I had that confirmed when a mild, soft spoken Rotherham lad pitched up on my Durham doorstep in 2005. A rare species you might say, but Russell Power was to play a major part as my first team captain in launching the University club into the top echelon of national league status. His values very much moulded by the solidity of fine parents and a hockey club that really cared, were also my values.

Today he flies hundreds of thousands of air miles as one of British Airways most accomplished pilots. He can still say, "This is your Captain speaking!!" Through David Woodward and Rotherham Hockey club, he had a foundation for life, one which he still boasts about today.

It was Woody who was there when the club got relegated and he was the bloke who led the celebrations on winning the trophies. He also persuaded so many parents to try out hockey, and yes he fronted up to protect their kids from wayward behaviour. Woody drove the bus, chaired the late night meetings, organised the club's hockey events and negotiated with the movers and shakers for new pitch facilities.

Ladies and Gentlemen, they don't make 'em like Woody anymore. He is the real thing! Forget Labour and the Tories, Vote David Woodward for Prime Minister!!".

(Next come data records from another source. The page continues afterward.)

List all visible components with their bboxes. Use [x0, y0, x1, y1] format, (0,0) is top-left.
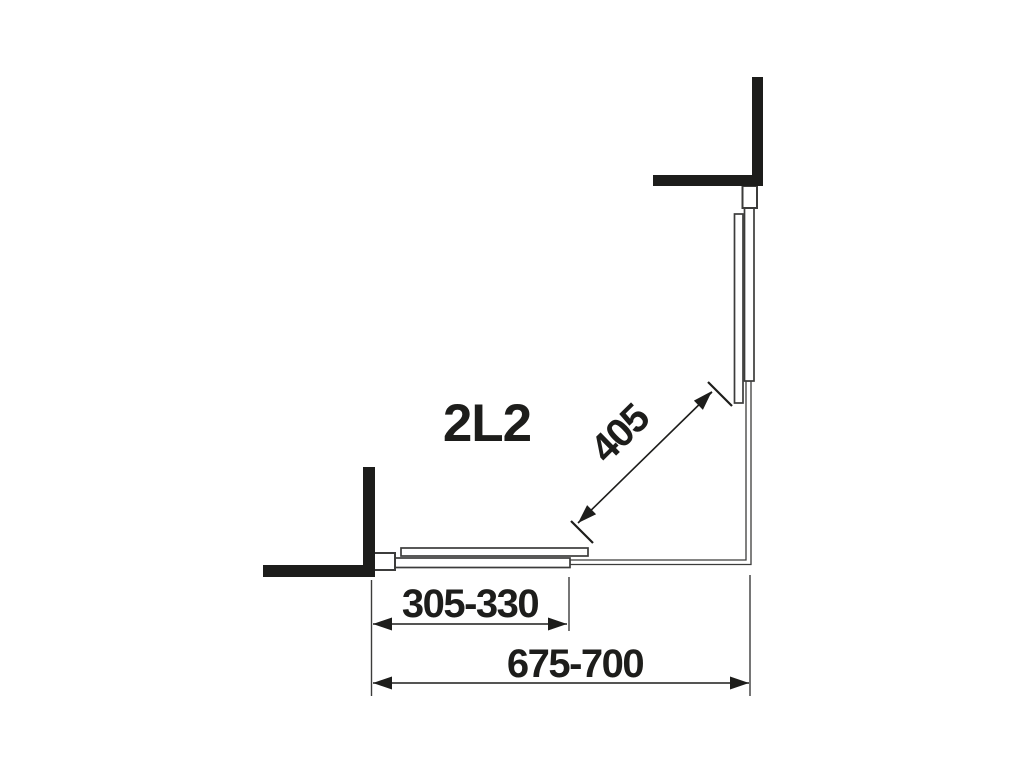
technical-drawing-page: 2L2 405 305-330 675-700: [0, 0, 1024, 768]
glass-panel-vertical-fixed: [745, 208, 755, 381]
dimension-text-overall: 675-700: [507, 642, 644, 686]
dimension-text-segment: 305-330: [402, 582, 539, 626]
model-label: 2L2: [443, 394, 531, 453]
glass-panel-horizontal-sliding: [401, 548, 588, 556]
shower-enclosure-plan-drawing: 2L2 405 305-330 675-700: [0, 0, 1024, 768]
corner-frame-profile: [570, 381, 751, 565]
wall-top-right-horizontal: [653, 175, 763, 186]
dimension-tick-lower: [571, 521, 593, 543]
dimension-text-diagonal: 405: [582, 395, 658, 471]
arrowhead-segment-left: [373, 618, 392, 631]
dimension-line-diagonal: [578, 392, 712, 523]
wall-left-horizontal: [263, 565, 375, 577]
glass-panel-horizontal-fixed: [395, 558, 570, 568]
wall-top-right-vertical: [752, 77, 763, 186]
wall-profile-top: [743, 186, 758, 208]
dimension-tick-upper: [708, 382, 732, 406]
wall-profile-left: [374, 553, 395, 570]
arrowhead-overall-right: [730, 677, 749, 690]
arrowhead-segment-right: [548, 618, 567, 631]
glass-panel-vertical-sliding: [735, 214, 744, 403]
arrowhead-overall-left: [373, 677, 392, 690]
wall-left-vertical: [363, 467, 375, 577]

David was then presented with his gifts from the club and guests. Almost £800 was given in contributions, a weekend trip to the Pro League at Lee Valley, a photo collage, a hand painted picture of David by Archie Busby and a hockey themed cake made by Beth Bradley.

The event concluded with David thanking everyone for attending and for his gifts. It was great to see so many old friends at the pitch and he assured them they couldn't leave until they picked up a hockey stick. He was very humbled and overwhelmed by the turn out but extremely grateful to everyone for attending.

There are many pictures and videos that will be shared over the coming days.